Baseball has a funny way of granting players second chances. LaPorta capitalized on his.
With two out in the ninth inning on Saturday, LaPorta barely cleared the left-field wall with a three-run, walk-off homer that beat the Royals, 5-2.
"That's the way I guess this game goes," LaPorta said. "You have to keep going out there and try to contribute."
LaPorta said he deleted his Twitter account after receiving backlash from angry fans. He said eight out of every 10 tweets directed his way were cordial, but others were so vicious he decided to cut ties with the social media avenue.

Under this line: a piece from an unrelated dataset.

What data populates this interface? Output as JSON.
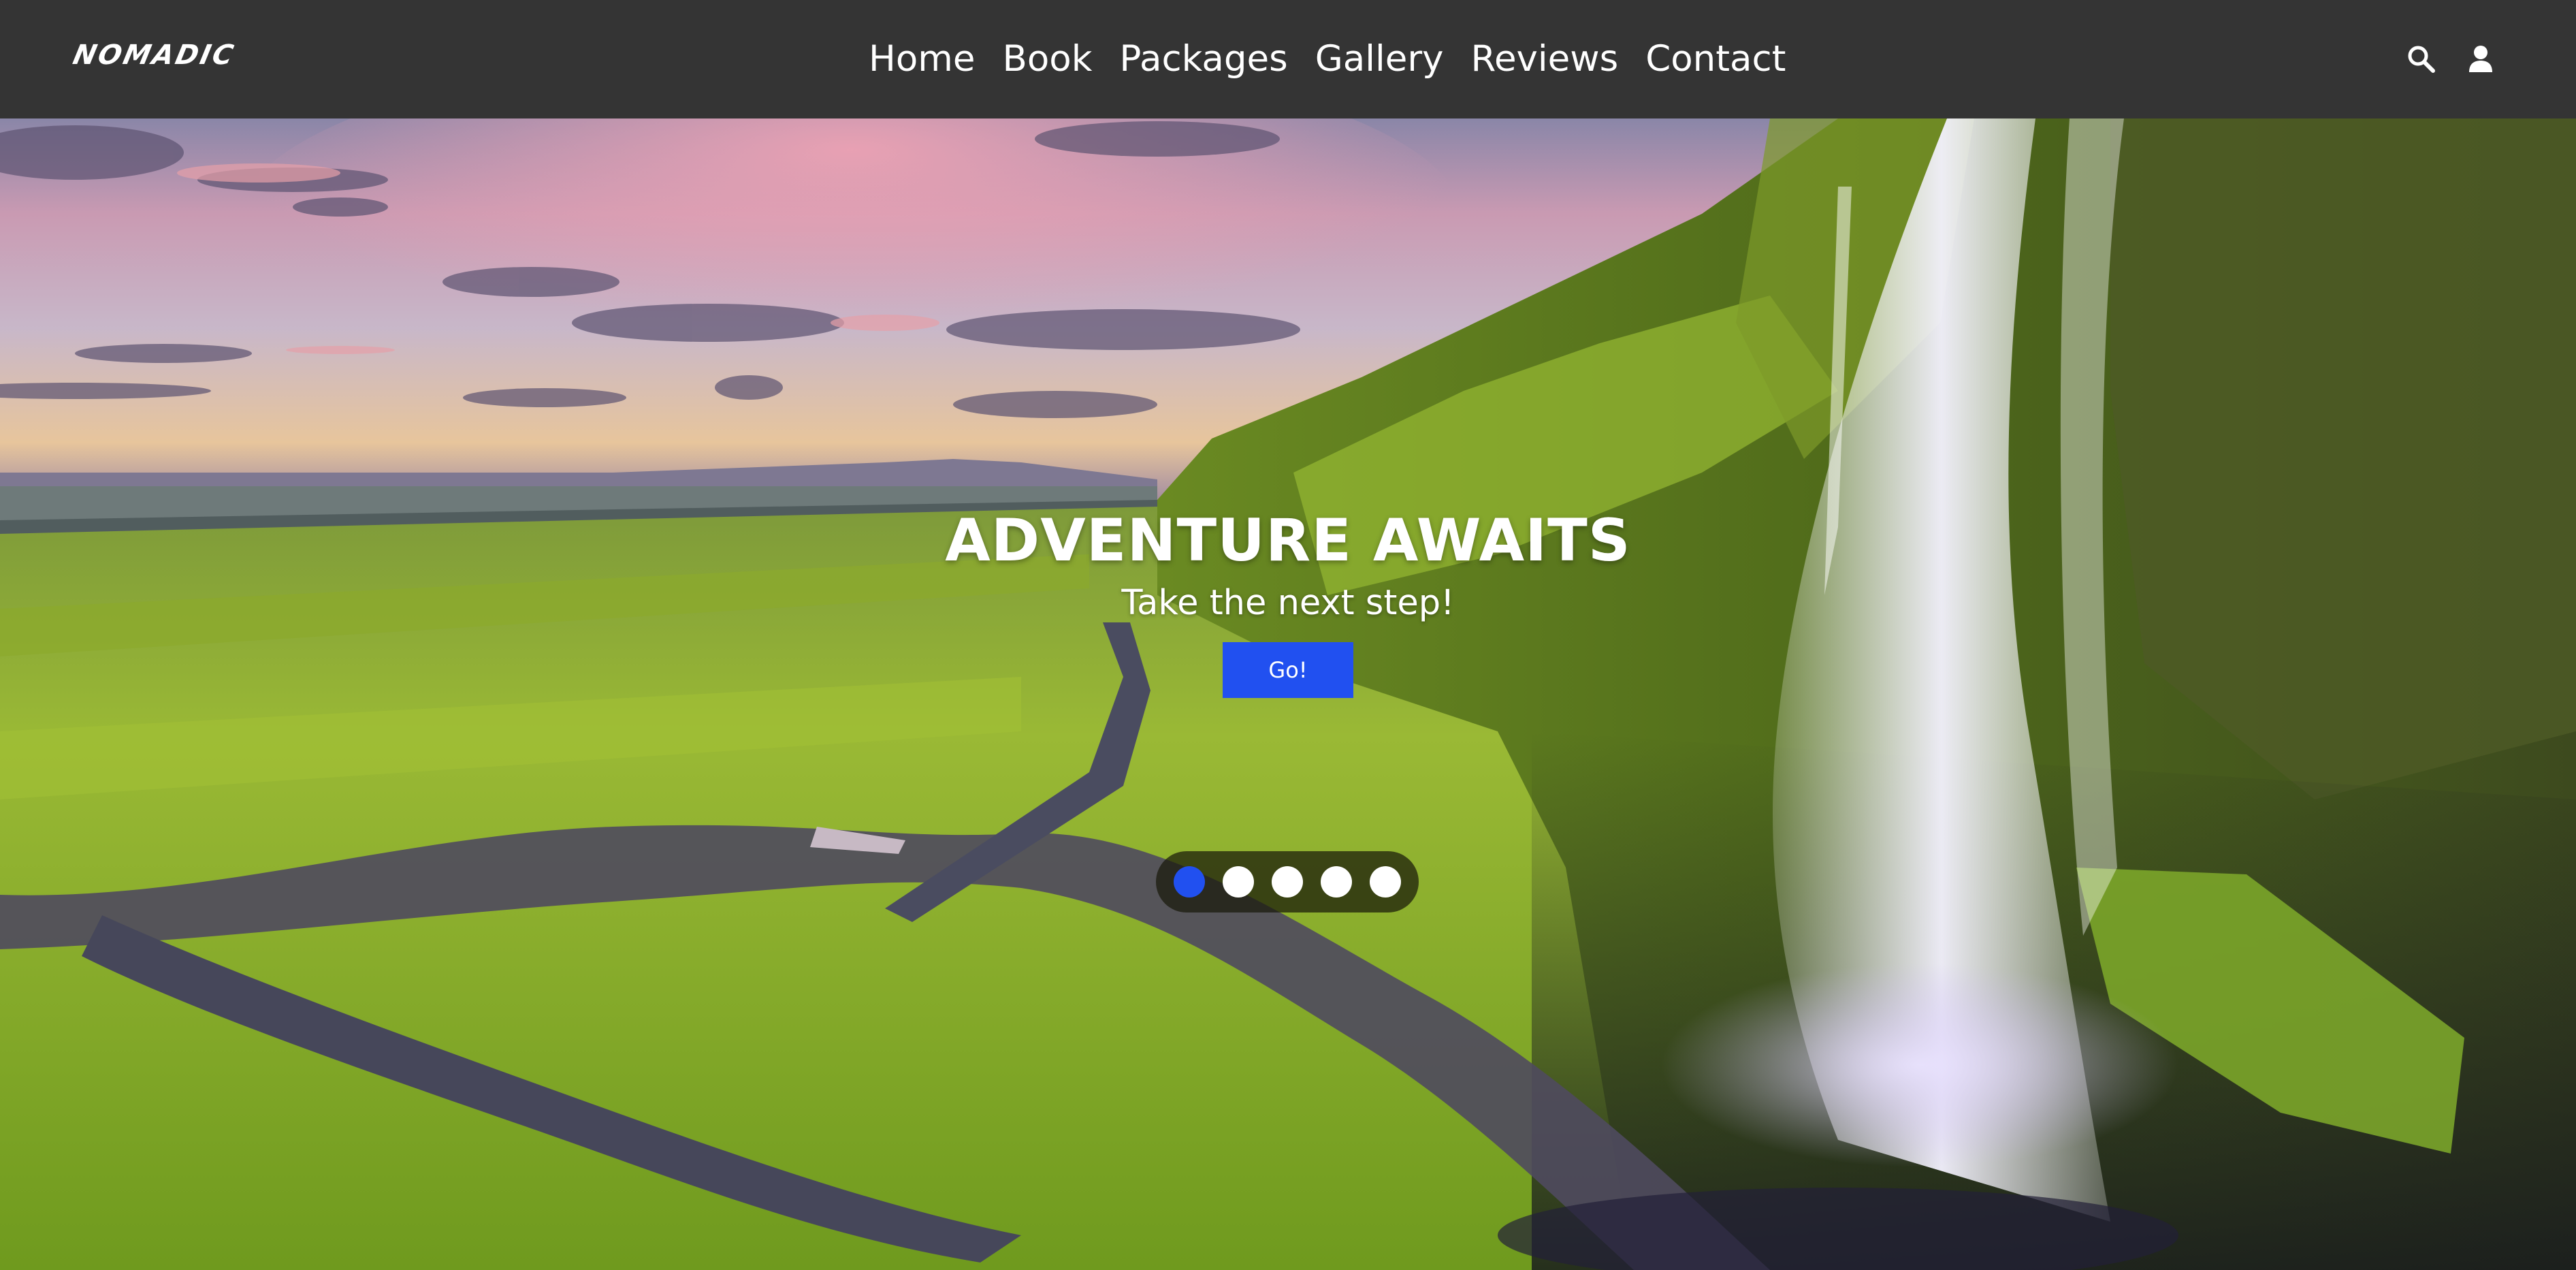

Even after an outpouring of support following his heroics on Saturday, LaPorta said he has no intentions of restoring his account.
"People have their opinions," LaPorta said. "They feel strongly about their emotions about the game."
Manager Manny Acta said fan reaction is just a part of the game, and he's glad LaPorta got the last laugh.
"We expect a lot out of this guy," Acta said. "He had a rough night a couple of nights ago when he couldn't drive in that run. I'm pretty sure that whoever was booing three nights ago was cheering him on today."
LaPorta went 0-for-3 as the designated hitter in Sunday's 5-3 loss in the series finale.